Automated red teaming—powered by reinforcement learning—helps us proactively discover and patch real-world agent exploits before they’re weaponized in the wild.
Agent mode in ChatGPT Atlas is one of the most general-purpose agentic features we’ve released to date. In this mode, the browser agent views webpages and takes actions, clicks, and keystrokes inside your browser, just as you would. This allows ChatGPT to work directly on many of your day-to-day workflows using the same space, context, and data.
As the browser agent helps you get more done, it also becomes a higher-value target of adversarial attacks. This makes AI security especially important. Long before we launched ChatGPT Atlas, we’ve been continuously building and hardening defenses against emerging threats that specifically target this new “agent in the browser” paradigm. Prompt injection is one of the most significant risks we actively defend against to help ensure ChatGPT Atlas can operate securely on your behalf.
As part of this effort, we recently shipped a security update to Atlas’s browser agent, including a newly adversarially trained model and strengthened surrounding safeguards. This update was prompted by a new class of prompt-injection attacks uncovered through our internal automated red teaming.
In this post, we explain how prompt-injection risk can arise for web-based agents, and we share a rapid response loop we’ve been building to continuously discover new attacks and ship mitigations quickly—illustrated by this recent security update.

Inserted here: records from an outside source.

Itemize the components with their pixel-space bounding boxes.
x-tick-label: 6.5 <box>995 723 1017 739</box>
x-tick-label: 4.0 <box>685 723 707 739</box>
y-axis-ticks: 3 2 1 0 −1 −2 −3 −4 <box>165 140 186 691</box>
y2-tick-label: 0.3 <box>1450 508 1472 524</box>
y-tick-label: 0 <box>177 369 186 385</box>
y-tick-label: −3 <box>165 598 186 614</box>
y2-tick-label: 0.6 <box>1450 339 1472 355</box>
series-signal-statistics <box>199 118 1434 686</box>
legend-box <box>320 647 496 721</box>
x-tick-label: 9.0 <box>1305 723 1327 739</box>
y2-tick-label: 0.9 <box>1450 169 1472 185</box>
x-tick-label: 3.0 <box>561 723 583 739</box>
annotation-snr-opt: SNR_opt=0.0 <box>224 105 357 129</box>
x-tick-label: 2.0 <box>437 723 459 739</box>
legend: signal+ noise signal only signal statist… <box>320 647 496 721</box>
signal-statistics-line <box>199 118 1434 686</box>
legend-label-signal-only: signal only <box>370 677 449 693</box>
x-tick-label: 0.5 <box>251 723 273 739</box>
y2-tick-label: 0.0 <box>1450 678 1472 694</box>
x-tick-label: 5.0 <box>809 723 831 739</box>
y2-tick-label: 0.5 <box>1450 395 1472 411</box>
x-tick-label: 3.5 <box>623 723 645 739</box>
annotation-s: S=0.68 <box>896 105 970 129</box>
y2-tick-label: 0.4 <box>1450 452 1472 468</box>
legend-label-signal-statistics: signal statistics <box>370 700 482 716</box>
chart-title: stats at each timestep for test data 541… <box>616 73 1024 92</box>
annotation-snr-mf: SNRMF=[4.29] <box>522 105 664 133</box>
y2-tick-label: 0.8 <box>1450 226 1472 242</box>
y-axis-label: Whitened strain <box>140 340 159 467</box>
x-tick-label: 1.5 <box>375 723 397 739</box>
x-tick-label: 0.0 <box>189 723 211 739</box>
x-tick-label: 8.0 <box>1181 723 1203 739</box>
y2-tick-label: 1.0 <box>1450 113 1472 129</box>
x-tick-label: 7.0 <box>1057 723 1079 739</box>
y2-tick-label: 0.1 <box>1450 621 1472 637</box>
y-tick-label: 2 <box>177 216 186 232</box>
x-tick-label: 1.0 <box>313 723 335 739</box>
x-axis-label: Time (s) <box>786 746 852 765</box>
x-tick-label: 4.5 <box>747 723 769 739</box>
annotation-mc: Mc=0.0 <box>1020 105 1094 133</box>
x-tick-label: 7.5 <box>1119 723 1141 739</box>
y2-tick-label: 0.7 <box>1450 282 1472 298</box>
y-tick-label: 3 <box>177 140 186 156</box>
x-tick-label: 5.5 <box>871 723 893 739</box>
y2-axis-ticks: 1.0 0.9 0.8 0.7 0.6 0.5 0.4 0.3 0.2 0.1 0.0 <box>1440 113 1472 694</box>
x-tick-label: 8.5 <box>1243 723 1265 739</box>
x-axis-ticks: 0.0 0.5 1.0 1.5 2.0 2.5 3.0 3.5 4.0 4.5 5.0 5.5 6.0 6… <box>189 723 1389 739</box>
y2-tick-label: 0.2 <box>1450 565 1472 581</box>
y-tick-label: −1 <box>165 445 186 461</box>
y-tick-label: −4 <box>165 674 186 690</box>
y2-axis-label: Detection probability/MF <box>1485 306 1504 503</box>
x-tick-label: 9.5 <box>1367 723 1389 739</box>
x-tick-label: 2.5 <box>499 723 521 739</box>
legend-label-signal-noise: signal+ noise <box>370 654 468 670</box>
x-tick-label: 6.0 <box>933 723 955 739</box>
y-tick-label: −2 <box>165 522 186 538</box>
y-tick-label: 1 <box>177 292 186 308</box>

We view prompt injection as a long-term AI security challenge, and we’ll need to continuously strengthen our defenses against it (much like ever-evolving online scams that target humans). Our latest rapid response cycle is showing early promise as a critical tool on that journey: we’re discovering novel attack strategies internally before they show up in the wild. Our long-term vision is to fully leverage (1) our white-box access to our models, (2) deep understanding of our defenses, and (3) compute scale to stay ahead of external attackers—finding exploits earlier, shipping mitigations faster, and continuously tightening the loop. Combined with frontier research on new techniques to address prompt injection and increased investment in other security controls, this compounding cycle can make attacks increasingly difficult and costly, materially reducing real-world prompt-injection risk. Ultimately, our goal is for you to be able to trust a ChatGPT agent to use your browser the way you’d trust a highly competent, security-aware colleague or friend.